New Delhi, October 11
In a stern reminder to the Executive of its constitutional responsibility in exercising the power of pardon to convicted persons, Supreme Court today warned the Central and state governments against recommending clemency petitions on political, religious and caste considerations and said such trend was fraught with dangerous consequences.

The strongly worded judgement came at a time when President A.P.J. Abdul Kalam is in receipt of a clemency petition on behalf of Parliament attack case convict Mohd Afzal Guru from his wife against the capital punishment awarded to him and a Delhi trial court has fixed October 20 for his execution.

“Considerations of religion, caste or political loyalty are irrelevant and fraught with discriminations. These are prohibited grounds. The rule of law is the basis for evaluation of all decisions… the rule of law is fairness and legal certainty,” a Bench of Mr Justice Arijit Pasayat and Mr Justice S.H. Kapadia held, while dealing with a case pertaining to grant of pardon by the Andhra Pradesh Governor to a Congress leader convicted of the murder of a Telugu Desam Party leader.

The Congress leader, Gowru Venketa Reddy, who was sentenced to life by trial court and AP High Court was awarded 10 years rigorous imprisonment by the Supreme Court. Reddy’s wife is presently a Congress MLA in the state.

The Congress Government headed by Rajshekher Reddy after coming to power in 2004 recommended to the then Governor, Sushil Kumar Shinde, now a Union Minister, to grant pardon to the convicted leader after he had completed five years of his term and was consequently set free.

This was challenged in the Supreme Court by two sons of the murdered TDP leader on the ground that the Governor acted on “political considerations”. The court allowed their plea and quashed the Governor’s order.

Deploring such misuse of clemency power by the Executive, the judges in separate but concurring verdicts said “the principle of legality occupies a central plan in the rule of law. Every prerogative (of President or Governor) is subject to the rule of law. The rule cannot be compromised on grounds of political expediency. Such considerations would be subversive of the fundamental principles of the rule of law and would amount to setting a dangerous precedent.”

“The power of the Executive clemency is not only for the benefit of convict but while exercising it, the President or the Governor, as the case may be, has to keep in mind the effect of his decision on the family of the victims, the society as a whole and the precedent it sets for the future,” Justice Kapadia in his separate verdict laid down.

Justice Pasayat in the main judgement said “this certainly is a serious matter because a person who seeks the exercise of highly discretionary power of a high constitutional authority has to show bona fides and must place material with clean hands before it”.

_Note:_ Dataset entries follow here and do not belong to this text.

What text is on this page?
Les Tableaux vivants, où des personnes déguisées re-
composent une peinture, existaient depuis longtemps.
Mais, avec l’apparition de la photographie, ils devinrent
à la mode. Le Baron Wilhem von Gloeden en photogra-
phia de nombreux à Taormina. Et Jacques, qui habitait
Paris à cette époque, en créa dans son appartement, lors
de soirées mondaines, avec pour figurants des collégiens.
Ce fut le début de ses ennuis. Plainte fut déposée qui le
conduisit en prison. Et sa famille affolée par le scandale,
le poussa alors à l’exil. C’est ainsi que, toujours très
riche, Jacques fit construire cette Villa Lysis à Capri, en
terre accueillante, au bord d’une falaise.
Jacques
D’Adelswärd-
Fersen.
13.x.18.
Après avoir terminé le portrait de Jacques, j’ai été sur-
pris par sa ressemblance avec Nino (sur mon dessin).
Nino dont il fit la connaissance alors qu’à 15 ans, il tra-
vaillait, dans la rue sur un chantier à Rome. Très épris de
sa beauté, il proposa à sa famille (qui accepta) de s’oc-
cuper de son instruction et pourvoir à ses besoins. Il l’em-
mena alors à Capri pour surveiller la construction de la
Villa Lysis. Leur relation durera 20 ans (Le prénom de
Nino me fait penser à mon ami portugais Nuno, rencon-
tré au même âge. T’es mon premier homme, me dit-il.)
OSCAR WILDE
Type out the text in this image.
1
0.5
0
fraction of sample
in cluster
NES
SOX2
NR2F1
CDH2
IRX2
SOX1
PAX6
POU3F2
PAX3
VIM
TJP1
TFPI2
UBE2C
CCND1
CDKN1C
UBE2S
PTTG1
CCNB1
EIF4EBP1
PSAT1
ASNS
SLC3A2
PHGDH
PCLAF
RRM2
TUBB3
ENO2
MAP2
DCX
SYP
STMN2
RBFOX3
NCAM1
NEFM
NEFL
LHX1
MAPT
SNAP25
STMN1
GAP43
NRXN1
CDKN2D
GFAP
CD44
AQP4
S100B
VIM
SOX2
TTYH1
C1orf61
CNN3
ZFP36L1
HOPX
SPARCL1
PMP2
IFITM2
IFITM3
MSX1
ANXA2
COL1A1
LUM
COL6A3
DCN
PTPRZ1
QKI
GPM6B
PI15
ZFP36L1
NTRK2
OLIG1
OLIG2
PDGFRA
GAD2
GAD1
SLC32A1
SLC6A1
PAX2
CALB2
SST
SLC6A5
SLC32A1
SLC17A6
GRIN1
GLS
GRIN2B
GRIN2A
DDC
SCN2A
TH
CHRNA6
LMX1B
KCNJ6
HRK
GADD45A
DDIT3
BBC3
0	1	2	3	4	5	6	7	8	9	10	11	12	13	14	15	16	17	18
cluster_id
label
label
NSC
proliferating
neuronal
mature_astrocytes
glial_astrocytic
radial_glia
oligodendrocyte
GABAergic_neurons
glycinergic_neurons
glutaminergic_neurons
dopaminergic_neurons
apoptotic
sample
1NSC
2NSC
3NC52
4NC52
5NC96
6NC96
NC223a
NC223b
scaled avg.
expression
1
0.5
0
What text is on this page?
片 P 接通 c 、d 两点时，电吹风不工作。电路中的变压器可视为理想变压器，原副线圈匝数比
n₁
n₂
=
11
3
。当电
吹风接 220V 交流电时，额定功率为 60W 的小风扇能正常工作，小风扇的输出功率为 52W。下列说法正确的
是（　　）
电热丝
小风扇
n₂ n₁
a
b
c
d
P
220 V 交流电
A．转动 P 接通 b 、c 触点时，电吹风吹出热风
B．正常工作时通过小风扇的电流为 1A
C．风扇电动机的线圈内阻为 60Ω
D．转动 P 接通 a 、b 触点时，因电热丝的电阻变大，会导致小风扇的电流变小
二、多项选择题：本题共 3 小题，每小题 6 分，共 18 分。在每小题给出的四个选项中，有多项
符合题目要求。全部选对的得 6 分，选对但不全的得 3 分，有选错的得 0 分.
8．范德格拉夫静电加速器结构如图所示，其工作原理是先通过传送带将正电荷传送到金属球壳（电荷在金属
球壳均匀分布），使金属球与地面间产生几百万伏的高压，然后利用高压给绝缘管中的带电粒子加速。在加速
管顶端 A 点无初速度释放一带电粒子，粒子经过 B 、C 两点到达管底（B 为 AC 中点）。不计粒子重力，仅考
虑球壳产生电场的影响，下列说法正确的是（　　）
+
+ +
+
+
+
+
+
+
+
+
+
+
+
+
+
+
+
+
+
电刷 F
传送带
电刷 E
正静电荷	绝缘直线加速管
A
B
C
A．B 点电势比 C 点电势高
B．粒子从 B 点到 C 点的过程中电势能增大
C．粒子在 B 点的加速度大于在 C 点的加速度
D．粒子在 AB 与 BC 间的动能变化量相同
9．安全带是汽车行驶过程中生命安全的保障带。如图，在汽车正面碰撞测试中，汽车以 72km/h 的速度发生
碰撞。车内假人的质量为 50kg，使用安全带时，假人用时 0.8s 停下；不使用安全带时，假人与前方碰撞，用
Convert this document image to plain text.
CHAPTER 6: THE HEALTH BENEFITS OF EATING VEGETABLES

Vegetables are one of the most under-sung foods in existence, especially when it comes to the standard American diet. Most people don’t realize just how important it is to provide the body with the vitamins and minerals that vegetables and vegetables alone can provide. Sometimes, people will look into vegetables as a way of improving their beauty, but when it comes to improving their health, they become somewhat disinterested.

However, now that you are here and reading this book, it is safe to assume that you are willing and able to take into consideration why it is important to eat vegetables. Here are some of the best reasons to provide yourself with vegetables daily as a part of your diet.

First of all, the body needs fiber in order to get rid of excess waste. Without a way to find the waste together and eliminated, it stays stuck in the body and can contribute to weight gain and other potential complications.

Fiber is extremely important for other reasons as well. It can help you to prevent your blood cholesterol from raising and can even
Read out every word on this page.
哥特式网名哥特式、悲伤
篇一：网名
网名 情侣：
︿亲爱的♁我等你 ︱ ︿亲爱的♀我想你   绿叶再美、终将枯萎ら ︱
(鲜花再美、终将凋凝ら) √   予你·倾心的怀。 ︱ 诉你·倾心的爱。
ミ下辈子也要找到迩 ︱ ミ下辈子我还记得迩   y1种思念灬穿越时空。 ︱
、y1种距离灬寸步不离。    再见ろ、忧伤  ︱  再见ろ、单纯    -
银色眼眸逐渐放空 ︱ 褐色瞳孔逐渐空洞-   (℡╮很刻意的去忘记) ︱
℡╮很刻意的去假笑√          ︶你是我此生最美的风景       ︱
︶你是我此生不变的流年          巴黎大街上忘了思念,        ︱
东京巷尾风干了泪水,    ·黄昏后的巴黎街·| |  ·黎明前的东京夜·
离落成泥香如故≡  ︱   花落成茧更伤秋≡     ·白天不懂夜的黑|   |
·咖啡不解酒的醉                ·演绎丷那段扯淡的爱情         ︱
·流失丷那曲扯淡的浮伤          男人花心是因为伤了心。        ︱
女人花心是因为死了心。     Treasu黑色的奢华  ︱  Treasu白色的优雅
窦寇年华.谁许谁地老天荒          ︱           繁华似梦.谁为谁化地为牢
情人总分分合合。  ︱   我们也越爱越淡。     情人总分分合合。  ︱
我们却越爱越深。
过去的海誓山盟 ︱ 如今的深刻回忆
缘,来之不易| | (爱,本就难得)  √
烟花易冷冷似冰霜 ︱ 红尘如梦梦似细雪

The court said if clemency was granted on consideration of irrelevant facts or obtained by fraud or granted by mistake or for improper reasons, it would always be open to judicial review. When a decision is taken in this regard by President or Governor, “it must indicate manageable standards. By manageable standards we mean the standards expected in functioning democracy”.

Though the President and Governor were the sole judges of the sufficiency of facts before them and appropriating the grant of pardon, if there were any limitations, they have to be found in the Constitution itself not outside and the principle of exclusive cognizance would not apply. “This is the basic working test to be applied with grant of pardons, reprieves, remissions and commutation,” the court held.

The court made it clear that the clemency powers should not be seen as the power with the President and the Governor to overturn judgements of the courts but rather an Executive action to mitigate the punishment awarded in a criminal case or set it aside. “It eliminates the effect of conviction without addressing to the convict’s guilt or innocence.”